Thank you for the explanation, I still have a hard time understanding how transformers work so amazingly well and tech is already quite a few steps over that idea.

link

radq 1088 days ago

Andrej Karpathy's "zero to hero" series [1] was how I learned the fundamentals of this stuff. It's especially useful because he explains the why and provides intuitive explanations instead of just talking about the what and how. Would recommend it if you haven't checked it out already.

[1] https://www.youtube.com/watch?v=VMj-3S1tku0&list=PLAqhIrjkxb...

link

londons_explore 1089 days ago

They probably trained all 8 experts on the same data. The experts may have become good at different topics, but no human divided up the topics.

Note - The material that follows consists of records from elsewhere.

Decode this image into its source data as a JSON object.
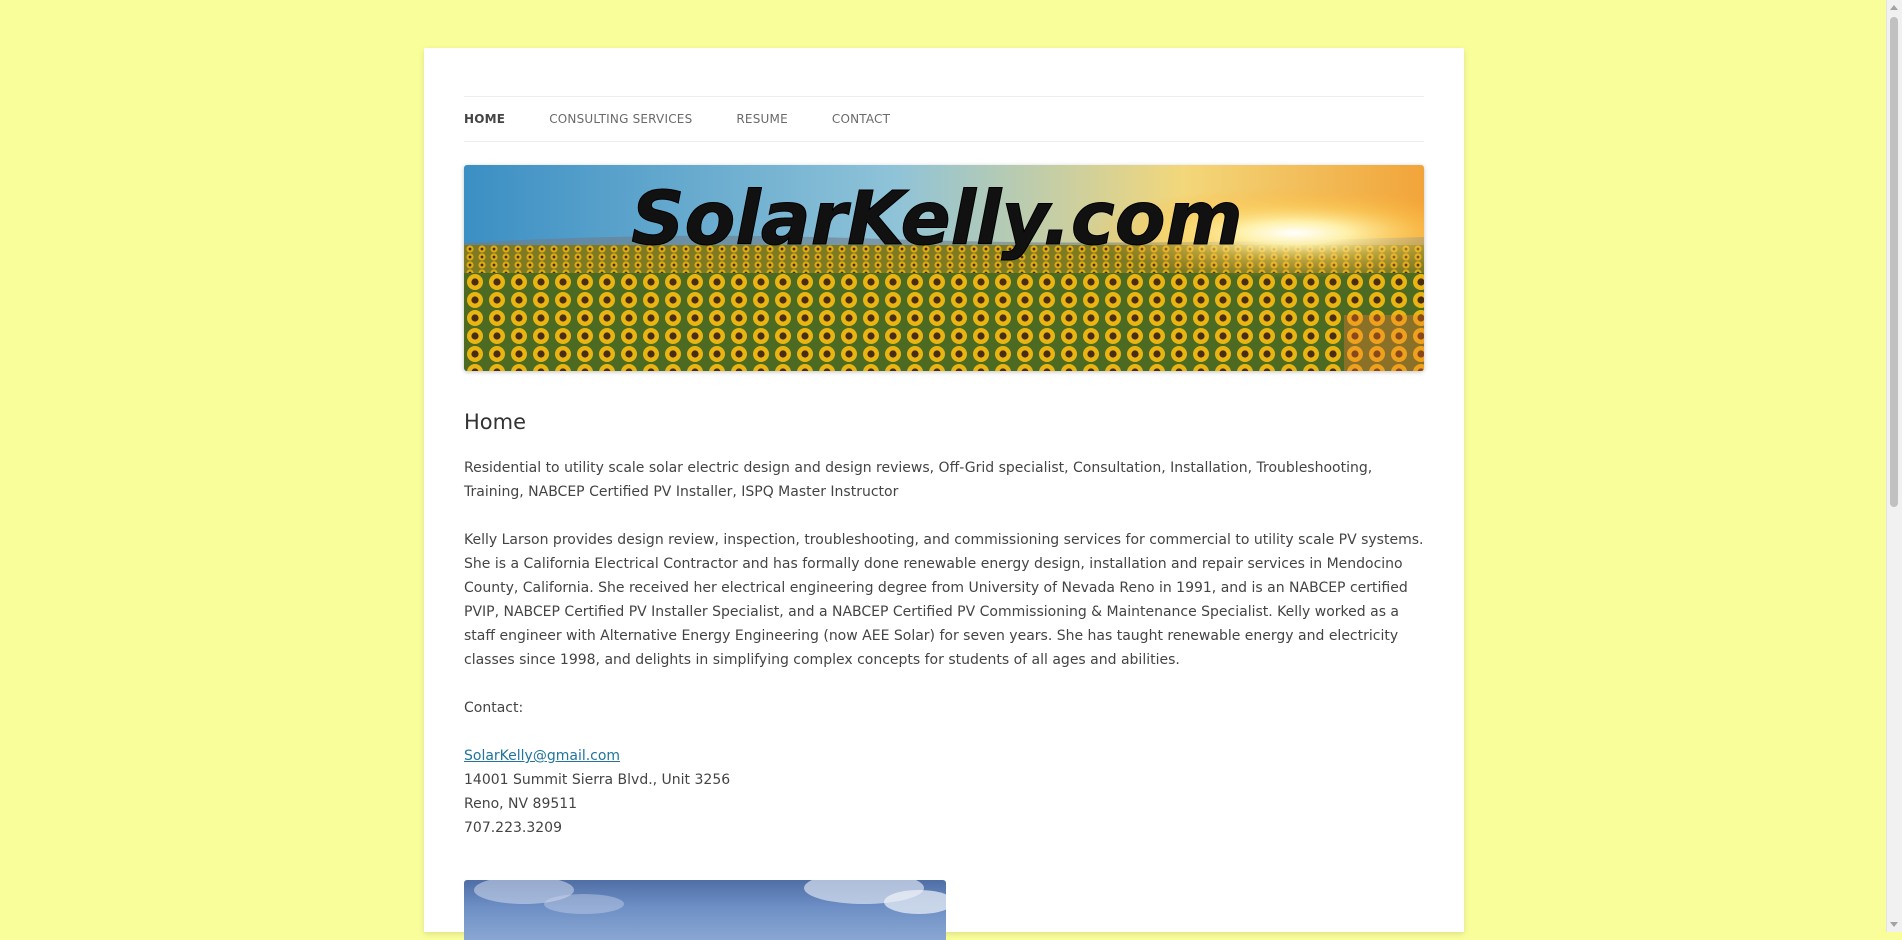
{
  "nav": {
    "items": [
      {
        "label": "HOME",
        "current": true
      },
      {
        "label": "CONSULTING SERVICES",
        "current": false
      },
      {
        "label": "RESUME",
        "current": false
      },
      {
        "label": "CONTACT",
        "current": false
      }
    ]
  },
  "banner": {
    "title": "SolarKelly.com"
  },
  "main": {
    "heading": "Home",
    "intro": "Residential to utility scale solar electric design and design reviews, Off-Grid specialist, Consultation, Installation, Troubleshooting, Training, NABCEP Certified PV Installer, ISPQ Master Instructor",
    "bio": "Kelly Larson provides design review, inspection, troubleshooting, and commissioning services for commercial to utility scale PV systems.  She is a California Electrical Contractor and has formally done renewable energy design, installation and repair services in Mendocino County, California. She received her electrical engineering degree from University of Nevada Reno in 1991, and is an NABCEP certified PVIP, NABCEP Certified PV Installer Specialist, and a NABCEP Certified PV Commissioning & Maintenance Specialist. Kelly worked as a staff engineer with Alternative Energy Engineering (now AEE Solar) for seven years. She has taught renewable energy and electricity classes since 1998, and delights in simplifying complex concepts for students of all ages and abilities.",
    "contact_label": "Contact:",
    "email": "SolarKelly@gmail.com",
    "address_line1": "14001 Summit Sierra Blvd., Unit 3256",
    "address_line2": "Reno, NV 89511",
    "phone": "707.223.3209"
  },
  "colors": {
    "page_background": "#fafe9a",
    "link": "#21759b",
    "text": "#444444"
  }
}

The output isn't just the best of the 8 experts - it is a blend of the opinions of the experts. Another (usually smaller) neural net decides how to blend together the outputs of the networks, probably on a per-token basis (ie. for each individual word (ie. token), the outputs of all the experts is consulted, and then blended together, and a word picked (sampled), before moving onto the next word)

link

mrfinn 1089 days ago

I guess that neural network has to have the capability of identifying the subject and know in every moment which network is the most capable for that subject, otherwise I can't understand how it could possibly evaluate which is the best answer.

link

londons_explore 1089 days ago

Results of this sort of system frequently look almost random to human eyes. For example one expert might be the "capital letter expert", doing a really good job of putting capital letters in the right place in the output.

link